Since 1992 reproductive endocrinologists have been required by federal law to report live birth rates and other data to the Centers for Disease Control (CDC). The law was written to provide data consistency and transparency to patients from across the nearly 500 IVF centers in the U.S. today. In conjunction with the CDC, the Society for Assisted Reproductive Technology (SART) the professional association representing the medical field, also posts success rate data at www.sart.org.

Several years ago, SART started segmenting and reporting the data online in two ways: preliminary and final-year data sets. This change was instituted as the result of a divergence in clinical practice patterns between fertility clinics.

Many progressive IVF centers embraced frozen embryo transfer (FET) or delayed embryo transfers based on clinical research. This means that as much as 20% of the time, an embryo created in one year may be cryopreserved and stored and not transferred back to a patient until the following year. The use of FET has been shown to improve implantation rates and live birth rates.

Centers not routinely performing FETs felt it was unfair as those patients getting a FET were not counted as part of the total numerator that year and artificially flattered clinic success rates by a few percentage points. So began the process of reporting IVF success rates by both preliminary year (without delayed transfers) and final year data (all transfers).

Over the last five years, this process has been untouched, and patients could visit the SART website and clearly find either the preliminary year or final year success rate data of the clinic they were researching.
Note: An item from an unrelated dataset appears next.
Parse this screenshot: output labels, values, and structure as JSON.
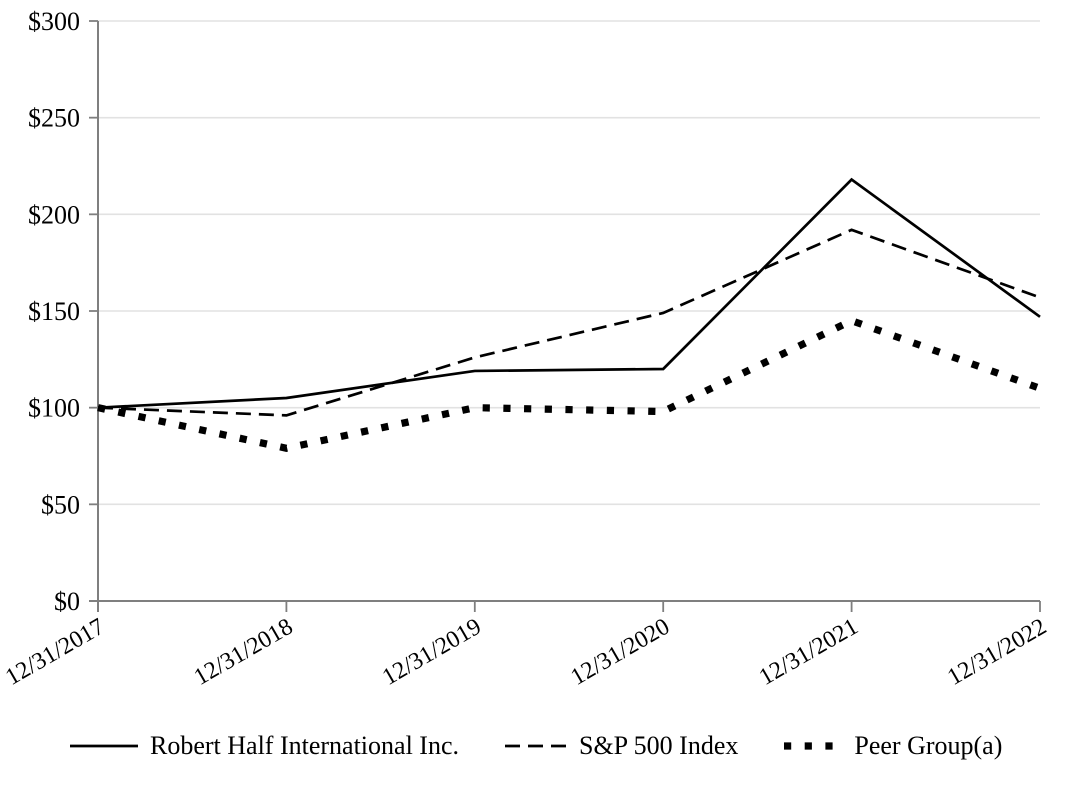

Finding final year data took three “clicks.” When the reporting process changed on April 18th, 2023, finding final year data now requires seven “clicks” – and that’s if you know what you’re looking for.

Why did they do this? It’s clear that when you look at final year data, there are significant differences in success rates between IVF centers, 20 percentage points or more depending on age group. That difference is not as wide as the preliminary data. It’s grading on a curve.
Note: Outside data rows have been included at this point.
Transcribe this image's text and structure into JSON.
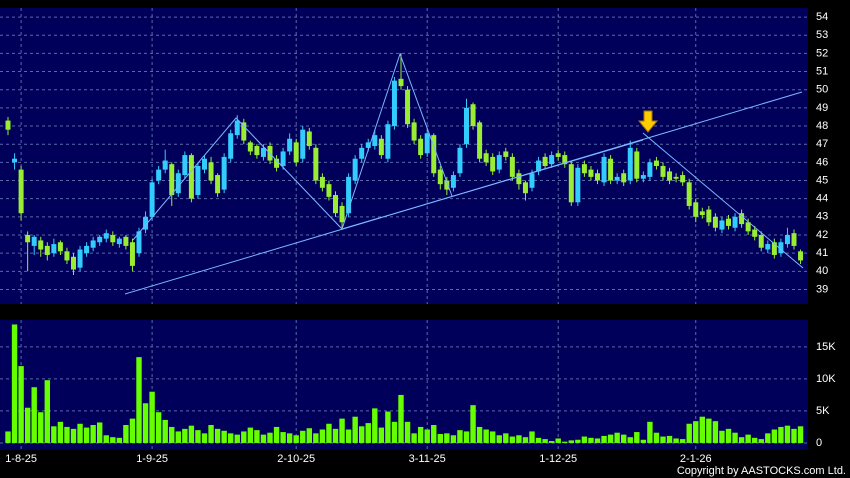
{
  "chart_data": {
    "type": "candlestick",
    "categories": [
      null,
      null,
      "1-8-25",
      null,
      null,
      null,
      null,
      null,
      null,
      null,
      null,
      null,
      null,
      null,
      null,
      null,
      null,
      null,
      null,
      null,
      null,
      null,
      "1-9-25",
      null,
      null,
      null,
      null,
      null,
      null,
      null,
      null,
      null,
      null,
      null,
      null,
      null,
      null,
      null,
      null,
      null,
      null,
      null,
      null,
      null,
      "2-10-25",
      null,
      null,
      null,
      null,
      null,
      null,
      null,
      null,
      null,
      null,
      null,
      null,
      null,
      null,
      null,
      null,
      null,
      null,
      null,
      "3-11-25",
      null,
      null,
      null,
      null,
      null,
      null,
      null,
      null,
      null,
      null,
      null,
      null,
      null,
      null,
      null,
      null,
      null,
      null,
      null,
      "1-12-25",
      null,
      null,
      null,
      null,
      null,
      null,
      null,
      null,
      null,
      null,
      null,
      null,
      null,
      null,
      null,
      null,
      null,
      null,
      null,
      null,
      "2-1-26",
      null,
      null,
      null,
      null,
      null,
      null,
      null,
      null,
      null,
      null,
      null,
      null,
      null,
      null,
      null,
      null
    ],
    "open": [
      48.3,
      46.0,
      45.6,
      42.0,
      41.4,
      41.7,
      41.4,
      41.0,
      41.6,
      41.1,
      40.8,
      40.2,
      41.0,
      41.3,
      41.6,
      41.8,
      42.0,
      41.5,
      41.9,
      41.6,
      41.0,
      42.3,
      43.0,
      45.0,
      45.6,
      45.9,
      44.3,
      45.3,
      46.4,
      44.2,
      45.6,
      46.0,
      45.3,
      44.5,
      46.2,
      47.5,
      48.2,
      47.1,
      46.9,
      46.3,
      46.9,
      46.2,
      45.8,
      46.6,
      47.1,
      46.2,
      47.7,
      46.8,
      45.2,
      44.8,
      44.2,
      43.6,
      43.2,
      45.0,
      46.2,
      46.8,
      46.9,
      47.3,
      46.2,
      48.0,
      50.6,
      50.0,
      48.2,
      47.3,
      46.5,
      47.5,
      45.6,
      45.0,
      44.6,
      45.4,
      47.0,
      49.2,
      48.2,
      46.5,
      46.3,
      45.6,
      46.6,
      46.3,
      45.4,
      44.9,
      44.6,
      45.5,
      46.3,
      45.9,
      46.5,
      46.4,
      45.9,
      43.8,
      45.9,
      45.6,
      45.4,
      44.9,
      46.2,
      45.0,
      45.4,
      45.0,
      46.6,
      45.1,
      45.2,
      46.1,
      45.8,
      45.5,
      45.2,
      45.3,
      44.9,
      43.8,
      43.3,
      43.4,
      43.0,
      42.3,
      42.9,
      42.4,
      43.2,
      42.7,
      42.3,
      42.0,
      41.2,
      41.6,
      41.0,
      41.5,
      42.1,
      41.1
    ],
    "high": [
      48.5,
      46.5,
      45.8,
      42.2,
      42.0,
      41.9,
      41.6,
      41.8,
      41.7,
      41.3,
      41.0,
      41.4,
      41.6,
      41.9,
      42.0,
      42.3,
      42.2,
      41.9,
      42.0,
      41.8,
      42.4,
      43.3,
      45.1,
      45.8,
      46.7,
      46.0,
      45.6,
      46.6,
      46.5,
      46.0,
      46.4,
      46.3,
      45.4,
      46.5,
      47.8,
      48.6,
      48.4,
      47.2,
      47.0,
      47.0,
      47.1,
      46.4,
      46.8,
      47.6,
      47.3,
      48.0,
      47.9,
      47.0,
      45.4,
      45.0,
      44.4,
      43.8,
      45.4,
      46.4,
      47.0,
      47.3,
      47.8,
      47.5,
      48.3,
      50.7,
      52.0,
      50.2,
      48.4,
      47.5,
      47.8,
      47.6,
      45.8,
      45.2,
      45.5,
      47.0,
      49.5,
      49.3,
      48.3,
      46.7,
      46.5,
      46.6,
      46.8,
      46.5,
      45.6,
      45.0,
      45.6,
      46.3,
      46.5,
      46.6,
      46.7,
      46.6,
      46.1,
      45.9,
      46.1,
      45.8,
      45.6,
      46.5,
      46.4,
      45.4,
      45.6,
      47.2,
      46.8,
      45.5,
      46.2,
      46.3,
      46.0,
      45.7,
      45.4,
      45.5,
      45.1,
      44.0,
      43.5,
      43.6,
      43.2,
      43.0,
      43.1,
      43.2,
      43.4,
      42.9,
      42.5,
      42.2,
      41.7,
      41.8,
      41.8,
      42.4,
      42.3,
      41.2
    ],
    "low": [
      47.5,
      45.6,
      42.8,
      40.0,
      40.9,
      40.8,
      40.6,
      40.8,
      40.9,
      40.4,
      39.8,
      40.0,
      40.8,
      41.1,
      41.4,
      41.6,
      41.4,
      41.3,
      41.2,
      40.0,
      40.8,
      42.1,
      42.8,
      44.8,
      45.4,
      43.6,
      44.1,
      45.1,
      43.8,
      44.0,
      45.4,
      44.8,
      44.1,
      44.3,
      46.0,
      47.3,
      47.0,
      46.4,
      46.2,
      46.1,
      45.9,
      45.5,
      45.6,
      46.4,
      45.8,
      46.0,
      46.7,
      44.8,
      44.4,
      43.9,
      43.0,
      42.4,
      43.0,
      44.8,
      46.0,
      46.6,
      46.7,
      46.2,
      46.0,
      47.8,
      50.0,
      47.9,
      47.0,
      46.2,
      46.3,
      45.2,
      44.5,
      44.2,
      44.4,
      45.2,
      46.8,
      47.8,
      46.0,
      45.8,
      45.3,
      45.4,
      46.1,
      45.0,
      44.5,
      43.9,
      44.4,
      45.3,
      45.6,
      45.7,
      46.1,
      45.7,
      43.6,
      43.6,
      45.2,
      45.0,
      44.8,
      44.7,
      44.8,
      44.8,
      44.7,
      44.8,
      44.9,
      44.9,
      45.0,
      45.6,
      45.0,
      44.8,
      44.9,
      44.7,
      43.4,
      42.7,
      42.9,
      42.5,
      42.2,
      42.1,
      42.3,
      42.2,
      42.4,
      42.0,
      41.7,
      41.1,
      41.0,
      40.7,
      40.8,
      41.3,
      41.2,
      40.4
    ],
    "close": [
      47.8,
      46.2,
      43.2,
      41.6,
      41.9,
      41.2,
      40.9,
      41.5,
      41.1,
      40.6,
      40.1,
      41.2,
      41.4,
      41.7,
      41.9,
      42.1,
      41.6,
      41.8,
      41.4,
      40.3,
      42.2,
      43.0,
      44.9,
      45.6,
      46.1,
      44.2,
      45.4,
      46.4,
      44.0,
      45.8,
      46.2,
      45.0,
      44.3,
      46.3,
      47.6,
      48.3,
      47.2,
      46.6,
      46.4,
      46.8,
      46.1,
      45.7,
      46.6,
      47.3,
      46.0,
      47.8,
      46.9,
      45.0,
      44.6,
      44.1,
      43.2,
      42.7,
      45.2,
      46.2,
      46.8,
      47.1,
      47.5,
      46.4,
      48.1,
      50.5,
      50.2,
      48.1,
      47.2,
      46.4,
      47.6,
      45.4,
      44.8,
      44.5,
      45.3,
      46.8,
      49.0,
      48.0,
      46.2,
      46.0,
      45.5,
      46.4,
      46.3,
      45.2,
      44.8,
      44.3,
      45.4,
      46.1,
      45.8,
      46.4,
      46.3,
      45.9,
      43.8,
      45.7,
      45.4,
      45.2,
      45.0,
      46.3,
      45.0,
      45.2,
      44.9,
      46.8,
      45.1,
      45.3,
      46.0,
      45.8,
      45.2,
      45.0,
      45.1,
      44.9,
      43.6,
      43.0,
      43.1,
      42.7,
      42.4,
      42.8,
      42.5,
      43.0,
      42.6,
      42.2,
      41.9,
      41.3,
      41.5,
      40.9,
      41.6,
      42.0,
      41.4,
      40.6
    ],
    "volume": [
      1800,
      18500,
      12000,
      5500,
      8700,
      4800,
      9800,
      2600,
      3300,
      2500,
      2200,
      3000,
      2400,
      2800,
      3200,
      1200,
      900,
      800,
      2800,
      3800,
      13400,
      6200,
      8000,
      4800,
      3600,
      2500,
      1800,
      2200,
      2700,
      2000,
      1500,
      2800,
      2200,
      1900,
      1500,
      1300,
      1800,
      2400,
      2000,
      1300,
      1600,
      2500,
      1700,
      1500,
      1200,
      1900,
      2300,
      1500,
      2100,
      3000,
      2200,
      3800,
      2100,
      4100,
      2600,
      3100,
      5400,
      2400,
      4900,
      3300,
      7500,
      3300,
      1500,
      2500,
      2100,
      2800,
      1400,
      1500,
      1200,
      2000,
      1800,
      5900,
      2500,
      2100,
      1800,
      1200,
      1500,
      1000,
      1200,
      900,
      1800,
      800,
      600,
      300,
      700,
      200,
      400,
      500,
      1000,
      800,
      700,
      1100,
      1300,
      1600,
      1300,
      900,
      1700,
      500,
      3300,
      1600,
      1000,
      1100,
      700,
      600,
      3000,
      3400,
      4100,
      3800,
      3400,
      1900,
      2200,
      1600,
      900,
      1300,
      800,
      600,
      1500,
      2100,
      2500,
      2700,
      2200,
      2600
    ],
    "up_color": "#33ccff",
    "down_color": "#99ee33",
    "volume_color": "#66ff00",
    "ylim": [
      38.2,
      54.5
    ],
    "yticks": [
      39,
      40,
      41,
      42,
      43,
      44,
      45,
      46,
      47,
      48,
      49,
      50,
      51,
      52,
      53,
      54
    ],
    "volume_ylim": [
      -1100,
      19200
    ],
    "volume_yticks": [
      0,
      {
        "value": 5000,
        "label": "5K"
      },
      {
        "value": 10000,
        "label": "10K"
      },
      {
        "value": 15000,
        "label": "15K"
      }
    ],
    "grid": true,
    "copyright": "Copyright by AASTOCKS.com Ltd."
  }
}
So, if you’re Googling “What is IVF?” or “IVF Success Rates,” here’s what to look for when reviewing success rates by centers:

  1. Review the final year data when considering fertility centers. The final year data is the best, most transparent, and most complete way for patients to evaluate success rates between IVF clinics.

 Go to SART.org. Search for the data sheet of the IVF center you’re considering. Next, find the final year data by clicking on the blue “view detailed report” button after being forced to select the “preliminary year data” pop-up.

Click on “view detailed report,” and you’ll have to select “preliminary year data” again (see our point?) before you’re able to go to the “FILTER” in the upper left and select final year data. Phew. Currently, 2020 is the most current final year data set available to patients. 2021 is the preliminary data set.

  1. Keep in mind it takes time (years) for patients to deliver and their outcomes data to be collected by a fertility center. If you had an IVF cycle in December 2021 and it was successful, it’s not until August 2022 or later that we learn what happened. As we speak, data teams from IVF clinics all over the U.S. are contacting patients treated in 2021 through mid-2022 to see if they were successful or not.

Usually, SART publishes the current data sets between late February and early April every year.

  1. Consider success rates by your age group. Maternal age is the biggest factor in success rates. Egg quality and quantity diminish over time, no matter who you are. Patients in their late 30s have a lower chance of success than mid-30s.
  1. Make sure clinic success rates meet or exceed current final-year averages. Your chance of success varies clinic by clinic. Often that’s an issue of the quality of the IVF lab and the embryologists and/or physicians doing the fertilizations or embryo transfers.

As of the 2020 final data, the average live birth rate per egg retrieval for a patient under 35 is 54.5%. That means there are IVF centers reporting success rates of around 40% or less and IVF centers reporting success rates of 70% or higher for the same category. Always compare clinic data to National average data. Visit SART.org for yourself.